I could add a version check for torch<2.0:
from packaging.version import Version
class CheckerboardLatentCodec(LatentCodec):
def _y_ctx_zero(self, y: Tensor) -> Tensor:
if Version(torch.__version__) < Version("2.0.0"):
return self._mask(self.context_prediction(y).detach(), "all")

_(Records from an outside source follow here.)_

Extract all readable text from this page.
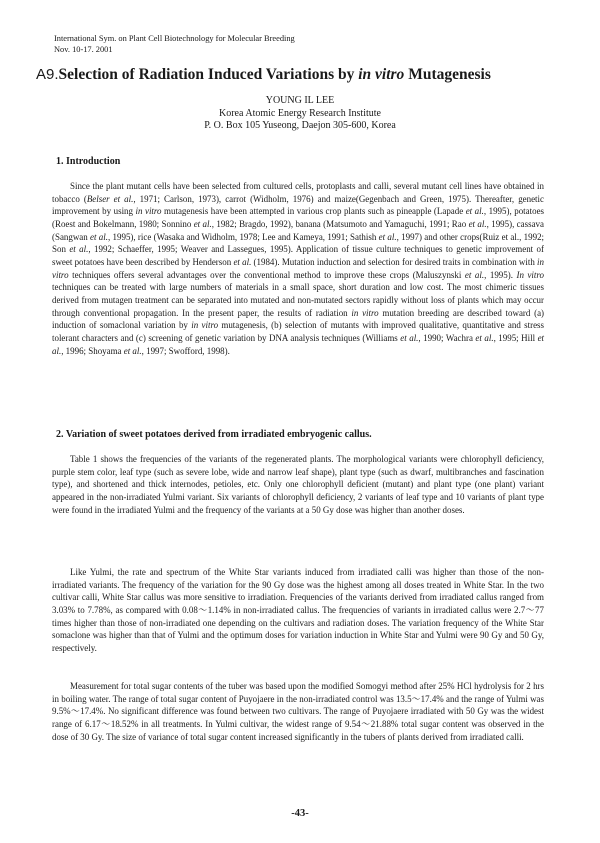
International Sym. on Plant Cell Biotechnology for Molecular Breeding
Nov. 10-17. 2001
A9.Selection of Radiation Induced Variations by in vitro Mutagenesis
YOUNG IL LEE
Korea Atomic Energy Research Institute
P. O. Box 105 Yuseong, Daejon 305-600, Korea
1. Introduction

Since the plant mutant cells have been selected from cultured cells, protoplasts and calli, several mutant cell lines have obtained in tobacco (Belser et al., 1971; Carlson, 1973), carrot (Widholm, 1976) and maize(Gegenbach and Green, 1975). Thereafter, genetic improvement by using in vitro mutagenesis have been attempted in various crop plants such as pineapple (Lapade et al., 1995), potatoes (Roest and Bokelmann, 1980; Sonnino et al., 1982; Bragdo, 1992), banana (Matsumoto and Yamaguchi, 1991; Rao et al., 1995), cassava (Sangwan et al., 1995), rice (Wasaka and Widholm, 1978; Lee and Kameya, 1991; Sathish et al., 1997) and other crops(Ruiz et al., 1992; Son et al., 1992; Schaeffer, 1995; Weaver and Lassegues, 1995). Application of tissue culture techniques to genetic improvement of sweet potatoes have been described by Henderson et al. (1984). Mutation induction and selection for desired traits in combination with in vitro techniques offers several advantages over the conventional method to improve these crops (Maluszynski et al., 1995). In vitro techniques can be treated with large numbers of materials in a small space, short duration and low cost. The most chimeric tissues derived from mutagen treatment can be separated into mutated and non-mutated sectors rapidly without loss of plants which may occur through conventional propagation. In the present paper, the results of radiation in vitro mutation breeding are described toward (a) induction of somaclonal variation by in vitro mutagenesis, (b) selection of mutants with improved qualitative, quantitative and stress tolerant characters and (c) screening of genetic variation by DNA analysis techniques (Williams et al., 1990; Wachra et al., 1995; Hill et al., 1996; Shoyama et al., 1997; Swofford, 1998).

2. Variation of sweet potatoes derived from irradiated embryogenic callus.

Table 1 shows the frequencies of the variants of the regenerated plants. The morphological variants were chlorophyll deficiency, purple stem color, leaf type (such as severe lobe, wide and narrow leaf shape), plant type (such as dwarf, multibranches and fascination type), and shortened and thick internodes, petioles, etc. Only one chlorophyll deficient (mutant) and plant type (one plant) variant appeared in the non-irradiated Yulmi variant. Six variants of chlorophyll deficiency, 2 variants of leaf type and 10 variants of plant type were found in the irradiated Yulmi and the frequency of the variants at a 50 Gy dose was higher than another doses.

Like Yulmi, the rate and spectrum of the White Star variants induced from irradiated calli was higher than those of the non-irradiated variants. The frequency of the variation for the 90 Gy dose was the highest among all doses treated in White Star. In the two cultivar calli, White Star callus was more sensitive to irradiation. Frequencies of the variants derived from irradiated callus ranged from 3.03% to 7.78%, as compared with 0.08～1.14% in non-irradiated callus. The frequencies of variants in irradiated callus were 2.7～77 times higher than those of non-irradiated one depending on the cultivars and radiation doses. The variation frequency of the White Star somaclone was higher than that of Yulmi and the optimum doses for variation induction in White Star and Yulmi were 90 Gy and 50 Gy, respectively.

Measurement for total sugar contents of the tuber was based upon the modified Somogyi method after 25% HCl hydrolysis for 2 hrs in boiling water. The range of total sugar content of Puyojaere in the non-irradiated control was 13.5～17.4% and the range of Yulmi was 9.5%～17.4%. No significant difference was found between two cultivars. The range of Puyojaere irradiated with 50 Gy was the widest range of 6.17～18.52% in all treatments. In Yulmi cultivar, the widest range of 9.54～21.88% total sugar content was observed in the dose of 30 Gy. The size of variance of total sugar content increased significantly in the tubers of plants derived from irradiated calli.

-43-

return y.new_zeros(self.context_prediction(y.to("meta")).shape)
...but perhaps simpler is just to revert:
class CheckerboardLatentCodec(LatentCodec):
def _y_ctx_zero(self, y: Tensor) -> Tensor:
return self._mask(self.context_prediction(y).detach(), "all")
To be fair I don't actually know which is the earliest torch version that supports meta device tensors as I couldn't find any solid information.
Although I think the simpler fix is probably good enough. On my machine with a 14900K and a 3090 and an (unreasonably large) context size of (16, 192, 512, 512) it takes 0.06ms to execute that line on GPU. It does take about 4 seconds on CPU, but with a more reasonable context size of (16, 192, 32, 32) it takes roughly 80ms on CPU.